Изменить стиль страницы

В руках он держал огромный букет роз. Я угадала тотчас же — букет, предназначенный другой, по тому, с какой поспешной готовностью он подал его Марье Васильевне. Она протянула руку, смущенная, девичья улыбка открыла ее губы. Эта женщина любила.

Жена, мать, человек — все исчезло, умерло,— осталась только любовь. И до чего же жалким рядом с ней показался мне Тесьминов! У мужчины всегда виноватый вид, когда он знает, что безразличная ему женщина его любит, хотя бы он никогда и не обольщал ее своей любовью.

Мне захотелось подойти и ударить его по щеке.

Сейчас я понимаю, что это желание было глупо, что, в сущности, он ни в чем не виноват. Мы не в силах любить по заказу. Но тогда во мне возмутилась женщина, а может быть, даже человек. Непостижимо, как можно пройти мимо такой любви.

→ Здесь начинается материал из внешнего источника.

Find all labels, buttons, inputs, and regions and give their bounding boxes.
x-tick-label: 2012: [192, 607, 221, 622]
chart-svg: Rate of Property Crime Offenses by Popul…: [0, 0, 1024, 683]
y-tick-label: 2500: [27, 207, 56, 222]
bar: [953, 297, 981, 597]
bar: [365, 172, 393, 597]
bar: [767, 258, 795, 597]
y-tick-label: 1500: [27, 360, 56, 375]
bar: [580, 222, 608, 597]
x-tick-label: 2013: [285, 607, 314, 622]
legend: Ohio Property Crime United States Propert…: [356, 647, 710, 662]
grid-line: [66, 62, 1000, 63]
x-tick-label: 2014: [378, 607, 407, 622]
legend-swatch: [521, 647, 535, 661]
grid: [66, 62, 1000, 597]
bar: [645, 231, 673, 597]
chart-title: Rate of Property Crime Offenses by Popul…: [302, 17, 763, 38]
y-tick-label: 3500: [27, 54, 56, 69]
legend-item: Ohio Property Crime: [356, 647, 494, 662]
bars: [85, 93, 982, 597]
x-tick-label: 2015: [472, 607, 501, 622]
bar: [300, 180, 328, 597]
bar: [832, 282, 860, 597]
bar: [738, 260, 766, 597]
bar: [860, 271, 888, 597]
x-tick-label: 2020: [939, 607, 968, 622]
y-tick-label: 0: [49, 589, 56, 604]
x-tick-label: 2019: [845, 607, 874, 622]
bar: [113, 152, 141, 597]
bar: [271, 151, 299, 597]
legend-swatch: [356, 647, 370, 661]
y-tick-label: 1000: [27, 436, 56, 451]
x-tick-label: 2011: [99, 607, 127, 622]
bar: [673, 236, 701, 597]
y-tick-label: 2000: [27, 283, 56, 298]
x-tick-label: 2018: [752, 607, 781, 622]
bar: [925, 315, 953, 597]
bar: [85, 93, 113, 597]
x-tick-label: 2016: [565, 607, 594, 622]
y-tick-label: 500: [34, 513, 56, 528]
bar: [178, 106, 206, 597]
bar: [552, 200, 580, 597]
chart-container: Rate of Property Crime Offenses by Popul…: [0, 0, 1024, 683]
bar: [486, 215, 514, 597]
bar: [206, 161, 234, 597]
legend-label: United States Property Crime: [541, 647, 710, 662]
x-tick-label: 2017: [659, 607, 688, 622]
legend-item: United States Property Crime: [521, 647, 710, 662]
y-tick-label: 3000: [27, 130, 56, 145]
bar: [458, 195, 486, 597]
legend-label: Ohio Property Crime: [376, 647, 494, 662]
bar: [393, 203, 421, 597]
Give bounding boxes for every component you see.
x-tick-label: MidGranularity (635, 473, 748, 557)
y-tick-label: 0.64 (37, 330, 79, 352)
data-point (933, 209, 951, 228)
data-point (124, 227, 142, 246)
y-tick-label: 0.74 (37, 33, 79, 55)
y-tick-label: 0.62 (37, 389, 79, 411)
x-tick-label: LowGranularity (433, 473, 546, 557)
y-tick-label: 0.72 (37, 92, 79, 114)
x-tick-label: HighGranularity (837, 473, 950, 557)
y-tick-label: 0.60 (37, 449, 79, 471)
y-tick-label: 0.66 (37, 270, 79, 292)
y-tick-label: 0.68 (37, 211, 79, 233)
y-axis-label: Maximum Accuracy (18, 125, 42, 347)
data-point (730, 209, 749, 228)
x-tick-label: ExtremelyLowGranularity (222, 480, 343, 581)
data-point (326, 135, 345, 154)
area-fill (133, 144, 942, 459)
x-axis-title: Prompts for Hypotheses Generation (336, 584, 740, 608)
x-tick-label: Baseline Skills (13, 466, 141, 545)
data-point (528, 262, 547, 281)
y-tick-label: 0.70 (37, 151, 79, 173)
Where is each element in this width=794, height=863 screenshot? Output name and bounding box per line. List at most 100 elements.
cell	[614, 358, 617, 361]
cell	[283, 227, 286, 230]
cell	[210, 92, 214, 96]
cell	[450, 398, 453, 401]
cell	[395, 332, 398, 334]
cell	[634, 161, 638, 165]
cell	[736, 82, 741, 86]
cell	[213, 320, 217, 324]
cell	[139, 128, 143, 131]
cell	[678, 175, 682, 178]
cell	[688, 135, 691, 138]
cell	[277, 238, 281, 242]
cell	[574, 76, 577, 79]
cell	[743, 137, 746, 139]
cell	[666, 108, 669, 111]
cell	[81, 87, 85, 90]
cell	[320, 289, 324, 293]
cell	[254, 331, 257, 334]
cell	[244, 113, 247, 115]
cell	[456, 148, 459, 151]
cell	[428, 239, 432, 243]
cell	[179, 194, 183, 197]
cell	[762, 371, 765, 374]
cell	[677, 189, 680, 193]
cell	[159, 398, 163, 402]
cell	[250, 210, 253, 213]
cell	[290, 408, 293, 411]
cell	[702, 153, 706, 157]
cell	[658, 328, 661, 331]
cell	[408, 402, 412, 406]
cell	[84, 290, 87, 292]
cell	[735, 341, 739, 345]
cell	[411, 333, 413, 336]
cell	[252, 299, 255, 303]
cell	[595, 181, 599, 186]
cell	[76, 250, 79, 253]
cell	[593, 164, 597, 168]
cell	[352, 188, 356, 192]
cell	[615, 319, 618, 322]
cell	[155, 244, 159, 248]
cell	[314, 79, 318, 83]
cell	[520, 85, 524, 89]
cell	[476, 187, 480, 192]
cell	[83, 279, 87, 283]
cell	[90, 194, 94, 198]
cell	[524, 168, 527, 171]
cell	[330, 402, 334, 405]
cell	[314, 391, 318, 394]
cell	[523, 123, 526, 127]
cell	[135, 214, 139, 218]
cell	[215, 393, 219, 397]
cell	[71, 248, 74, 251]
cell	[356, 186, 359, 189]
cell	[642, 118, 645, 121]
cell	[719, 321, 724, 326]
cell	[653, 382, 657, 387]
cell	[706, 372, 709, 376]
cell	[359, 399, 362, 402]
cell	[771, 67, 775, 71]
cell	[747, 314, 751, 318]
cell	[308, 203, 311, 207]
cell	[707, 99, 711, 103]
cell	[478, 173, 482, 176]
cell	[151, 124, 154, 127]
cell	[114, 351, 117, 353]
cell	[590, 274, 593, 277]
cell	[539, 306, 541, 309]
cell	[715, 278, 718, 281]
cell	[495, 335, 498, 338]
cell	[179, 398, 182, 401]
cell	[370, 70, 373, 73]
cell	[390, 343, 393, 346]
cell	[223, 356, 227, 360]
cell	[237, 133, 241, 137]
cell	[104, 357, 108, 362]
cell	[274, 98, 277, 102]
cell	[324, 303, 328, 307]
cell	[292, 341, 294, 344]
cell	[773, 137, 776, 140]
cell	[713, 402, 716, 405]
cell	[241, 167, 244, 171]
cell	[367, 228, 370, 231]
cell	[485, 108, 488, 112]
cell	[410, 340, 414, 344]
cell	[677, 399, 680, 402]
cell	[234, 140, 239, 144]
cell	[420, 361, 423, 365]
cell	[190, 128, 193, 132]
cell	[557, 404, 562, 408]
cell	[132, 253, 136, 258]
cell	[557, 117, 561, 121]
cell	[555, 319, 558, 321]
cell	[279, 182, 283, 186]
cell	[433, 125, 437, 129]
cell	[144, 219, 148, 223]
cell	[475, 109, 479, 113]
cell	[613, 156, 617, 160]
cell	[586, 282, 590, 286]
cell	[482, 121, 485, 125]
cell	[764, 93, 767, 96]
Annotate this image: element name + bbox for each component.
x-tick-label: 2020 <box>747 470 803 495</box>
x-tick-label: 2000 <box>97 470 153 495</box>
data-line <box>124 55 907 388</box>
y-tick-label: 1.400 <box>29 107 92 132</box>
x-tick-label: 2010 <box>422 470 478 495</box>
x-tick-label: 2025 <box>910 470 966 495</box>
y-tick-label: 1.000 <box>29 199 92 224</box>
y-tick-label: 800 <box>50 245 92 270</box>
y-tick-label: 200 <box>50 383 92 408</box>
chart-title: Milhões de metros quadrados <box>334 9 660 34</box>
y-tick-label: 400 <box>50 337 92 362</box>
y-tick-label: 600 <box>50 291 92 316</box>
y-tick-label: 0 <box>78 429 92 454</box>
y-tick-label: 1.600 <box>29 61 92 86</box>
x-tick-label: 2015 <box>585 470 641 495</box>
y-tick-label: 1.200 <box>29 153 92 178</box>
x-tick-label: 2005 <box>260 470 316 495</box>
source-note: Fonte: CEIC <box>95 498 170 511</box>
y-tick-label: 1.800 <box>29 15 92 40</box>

Они ушли под руку, тесно прижавшись друг к другу. Как два любовника, которые боятся потерять лишнюю минуту близости. Но они не любовники. Теперь я это знаю. И никогда ими не будут. Тем тяжелее ее грех, ее ноша. Слыть в глазах людей романтической любовницей, каждой каплей крови желать этого и все же оставаться чужой любимому человеку — непереносимо. Что их связывает, вернее, что заставляет его жить о бок с нею? Если она не говорит ему о своей любви — он все же должен ее чувствовать. Это жестоко.

Неделю тому назад она уезжала в Москву к мужу. Вызвал ли он ее, или она сама решила бежать к нему… Не знаю. Но она вернулась еще более раздавленной.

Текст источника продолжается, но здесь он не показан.